Egoyan est le germe éclos de cette diversité culturelle qu’il s’efforcera de transposer tout au long de sa carrière, tant au niveau des scenarii, que du choix des acteurs et collaborateurs. Il incarne cette forme d’universalité peu banale au sein d’une industrie cinématographique dont les contours sont formatés à l’extrême – Lecteur, je t’invite à t’égarer dans ‘Avatar’ pour t’en faire une idée.

Adaptation du roman de Russell Banks, ‘De Beaux lendemains’ dépeint avant tout une galerie de personnages qui se frictionnent : de l’avocat père de famille en proie aux vicissitudes relationnelles, à l’adolescente farouchement secrète meurtrie dans sa chair, sans oublier les habitants d’une communauté rurale cloitrée – au propre comme au figuré- dans une impermanence morale.

S’agit-il d’une démonstration cinglante de déterminisme cinématographique – l’accident du bus scolaire comme déclencheur – ou simplement une trame rabelaisienne décryptant les triturations psychiques dont l’Homme s’affuble malgré lui ? La réponse est âpre et nébuleuse – Lecteur, le cinéaste trifouille ces parcelles insondables de ton âme, prends garde de ne pas perdre pied !

Tel un voyeur, Egoyan déambule dans un dédale de sentiments : la culpabilité, le pardon, la compassion, la révolte, le doute, la solitude, la détresse.

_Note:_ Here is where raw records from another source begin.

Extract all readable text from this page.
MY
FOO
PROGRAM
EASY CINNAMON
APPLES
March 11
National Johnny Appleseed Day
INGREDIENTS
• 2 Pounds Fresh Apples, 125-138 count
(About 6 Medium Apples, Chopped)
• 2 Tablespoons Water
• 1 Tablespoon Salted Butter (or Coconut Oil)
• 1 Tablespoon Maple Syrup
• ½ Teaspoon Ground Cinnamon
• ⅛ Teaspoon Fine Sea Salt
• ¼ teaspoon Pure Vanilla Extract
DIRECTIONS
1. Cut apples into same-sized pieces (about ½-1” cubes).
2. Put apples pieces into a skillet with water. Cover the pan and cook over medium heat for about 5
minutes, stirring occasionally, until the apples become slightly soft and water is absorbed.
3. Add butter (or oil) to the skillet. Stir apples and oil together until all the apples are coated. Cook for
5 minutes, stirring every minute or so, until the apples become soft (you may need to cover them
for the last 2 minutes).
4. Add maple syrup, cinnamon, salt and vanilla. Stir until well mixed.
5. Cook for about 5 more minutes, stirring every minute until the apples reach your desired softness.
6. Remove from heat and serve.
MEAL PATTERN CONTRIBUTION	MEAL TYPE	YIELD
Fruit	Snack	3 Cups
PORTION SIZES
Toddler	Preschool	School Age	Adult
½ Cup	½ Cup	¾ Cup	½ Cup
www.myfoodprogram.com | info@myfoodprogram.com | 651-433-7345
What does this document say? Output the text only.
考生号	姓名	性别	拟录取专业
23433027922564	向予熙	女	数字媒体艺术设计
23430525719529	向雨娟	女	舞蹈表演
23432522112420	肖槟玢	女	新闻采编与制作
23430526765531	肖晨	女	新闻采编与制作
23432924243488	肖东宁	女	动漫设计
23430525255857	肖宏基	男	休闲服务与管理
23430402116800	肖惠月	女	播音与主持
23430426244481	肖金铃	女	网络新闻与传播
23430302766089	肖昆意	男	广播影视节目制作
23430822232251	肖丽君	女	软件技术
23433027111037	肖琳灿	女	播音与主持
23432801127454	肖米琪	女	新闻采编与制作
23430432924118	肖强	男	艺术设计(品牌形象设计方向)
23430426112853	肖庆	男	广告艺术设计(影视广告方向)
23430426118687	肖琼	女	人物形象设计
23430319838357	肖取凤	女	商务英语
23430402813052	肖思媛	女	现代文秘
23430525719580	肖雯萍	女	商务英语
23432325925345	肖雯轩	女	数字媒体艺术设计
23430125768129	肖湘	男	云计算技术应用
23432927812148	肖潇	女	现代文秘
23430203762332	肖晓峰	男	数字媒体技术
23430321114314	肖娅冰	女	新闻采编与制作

L’Imprégnation du caractère idiosyncratique agit avec force et virulence, le réalisateur ne se privant pas d’une narration elliptique pour encore mieux brouiller les cartes. Au-delà de cette révérence métaphysique, un sentiment plane en filigrane tout au long de la trame : la piété filiale – Lecteur, attarde-toi sur cette scène du couple enveloppant l’enfant endormi dans les nimbes de Morphée, leurs corps à demi recouvert d’un drap immaculé.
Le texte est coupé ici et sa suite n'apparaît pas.